Autorizada a alojarse, durante los altos, con los condenados políticos, debía sin embargo, en su calidad de mujer en buen estado de salud, seguir a los condenados criminales; había caminado así desde Tomsk, en compañía de dos condenados políticos: María Pavlovna Stchetinina, la hermosa joven de ojos de oveja, y un cierto Simonson, deportado de Yakuskt, aquel mismo hombre moreno, de abundantes cabellos y ojos hundidos, cuyo aspecto ya había impresionado a Nejludov en ocasión de su entrevista con Bogodujovskaia.

María Pavlovna iba a pie porque había cedido su puesto, en la carreta de los políticos, a una condenada criminal encinta. Simonson, por su parte, porque consideraba injusto gozar de un privilegio de casta. Estos tres condenados se ponían en marcha por la mañana, temprano, con los criminales, mientras los políticos partían más tarde, en los coches.

Las cosas habían transcurrido así hasta la última etapa, ante la gran ciudad, donde un nuevo jefe de escolta debía tomar el mando del convoy.

Era por la mañana temprano, en el mes de septiembre; la nieve alternaba con la lluvia y las borrascas de viento helado. Todos los condenados del convoy, cuatrocientos hombres y cerca de cincuenta mujeres, se encontraban en el patio de la cárcel de tránsito; un cierto número rodeaba al suboficial de la escolta que distribuía a los presos, delegados por sus camaradas, el dinero destinado a la compra de provisiones, para cuarenta y ocho horas, a las vendedoras autorizadas a penetrar en el patio de la cárcel. Se oían las voces de los que contaban el dinero y regateaban en las compras, y los gritos de las vendedoras.

Katucha y María Pavlovna, las dos con botas y con pellizas de piel de carnero, envuelta la cabeza en sendos pañuelos, salieron igualmente al patio y se dirigieron hacia las vendedoras, que se abrigaban contra el viento a lo largo de la pared y procuraban atraer a los clientes; vendían pastas, pescado, sopa, hígado, carne, huevos, leche; una ofrecía incluso lechón asado.

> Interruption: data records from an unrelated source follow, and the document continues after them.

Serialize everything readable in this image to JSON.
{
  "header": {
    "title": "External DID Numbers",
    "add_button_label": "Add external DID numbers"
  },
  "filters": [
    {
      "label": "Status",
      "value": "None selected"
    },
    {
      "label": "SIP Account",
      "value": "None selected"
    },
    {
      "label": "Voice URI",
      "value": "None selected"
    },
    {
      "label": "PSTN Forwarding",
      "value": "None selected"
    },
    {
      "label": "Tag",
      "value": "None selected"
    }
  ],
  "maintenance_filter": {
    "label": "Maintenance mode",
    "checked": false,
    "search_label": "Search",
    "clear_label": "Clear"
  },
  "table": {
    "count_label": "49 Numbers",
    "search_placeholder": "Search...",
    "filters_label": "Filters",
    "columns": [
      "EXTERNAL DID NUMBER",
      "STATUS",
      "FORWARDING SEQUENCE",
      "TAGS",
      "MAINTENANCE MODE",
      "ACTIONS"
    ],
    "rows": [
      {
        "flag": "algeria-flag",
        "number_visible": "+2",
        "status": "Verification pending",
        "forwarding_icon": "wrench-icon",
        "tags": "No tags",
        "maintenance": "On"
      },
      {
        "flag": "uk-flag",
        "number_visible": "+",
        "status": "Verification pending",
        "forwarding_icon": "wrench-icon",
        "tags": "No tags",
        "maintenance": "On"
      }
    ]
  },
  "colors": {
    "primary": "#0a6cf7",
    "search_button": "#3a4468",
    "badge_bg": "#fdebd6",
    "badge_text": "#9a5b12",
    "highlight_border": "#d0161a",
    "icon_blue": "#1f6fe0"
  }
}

Simonson, con chaquetilla y polainas de caucho, estas últimas atadas con cuerdas sobre medias de lana (era vegetariano y no empleaba pieles de animales), aguardaba igualmente en el patio la puesta en marcha del convoy. En pie cerca de la escalinata, anotaba en su carnet un pensamiento que acababa de germinar en su espíritu:

«Si una bacteria escribía pudiera observar y examinar la uña del hombre, llegaría a la conclusión de que el objeto estudiado pertenece al mundo inorgánico. Lo mismo nosotros hemos llegado a esta conclusión, a propósito de nuestro planeta, examinando su corteza. ¡Es falso!»

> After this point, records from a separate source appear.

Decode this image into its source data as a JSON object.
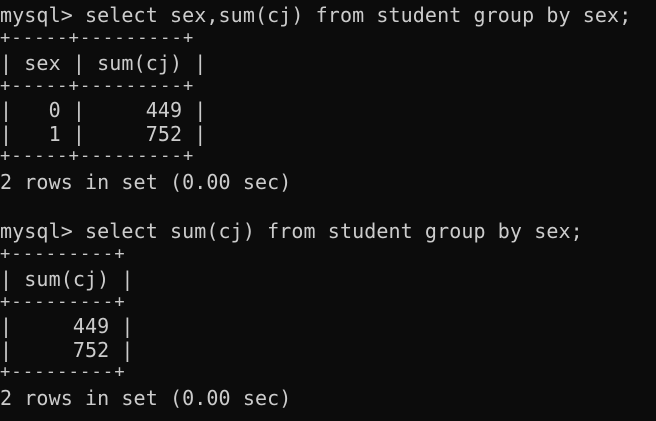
{
  "terminal": {
    "query1": {
      "prompt": "mysql> select sex,sum(cj) from student group by sex;",
      "border_top": "+-----+---------+",
      "header": "| sex | sum(cj) |",
      "border_mid": "+-----+---------+",
      "rows": [
        "|   0 |     449 |",
        "|   1 |     752 |"
      ],
      "border_bottom": "+-----+---------+",
      "result": "2 rows in set (0.00 sec)"
    },
    "query2": {
      "prompt": "mysql> select sum(cj) from student group by sex;",
      "border_top": "+---------+",
      "header": "| sum(cj) |",
      "border_mid": "+---------+",
      "rows": [
        "|     449 |",
        "|     752 |"
      ],
      "border_bottom": "+---------+",
      "result": "2 rows in set (0.00 sec)"
    }
  }
}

En el momento en que Maslova, quien había comprado huevos, una ristra de rosquillas, pescado y pan fresco, colocaba sus provisiones en un saco mientras María Pavlovna pagaba a las vendedoras, se produjo un movimiento entre los presos. Todos se callaron y se alinearon. El jefe del convoy salió y dio las últimas instrucciones.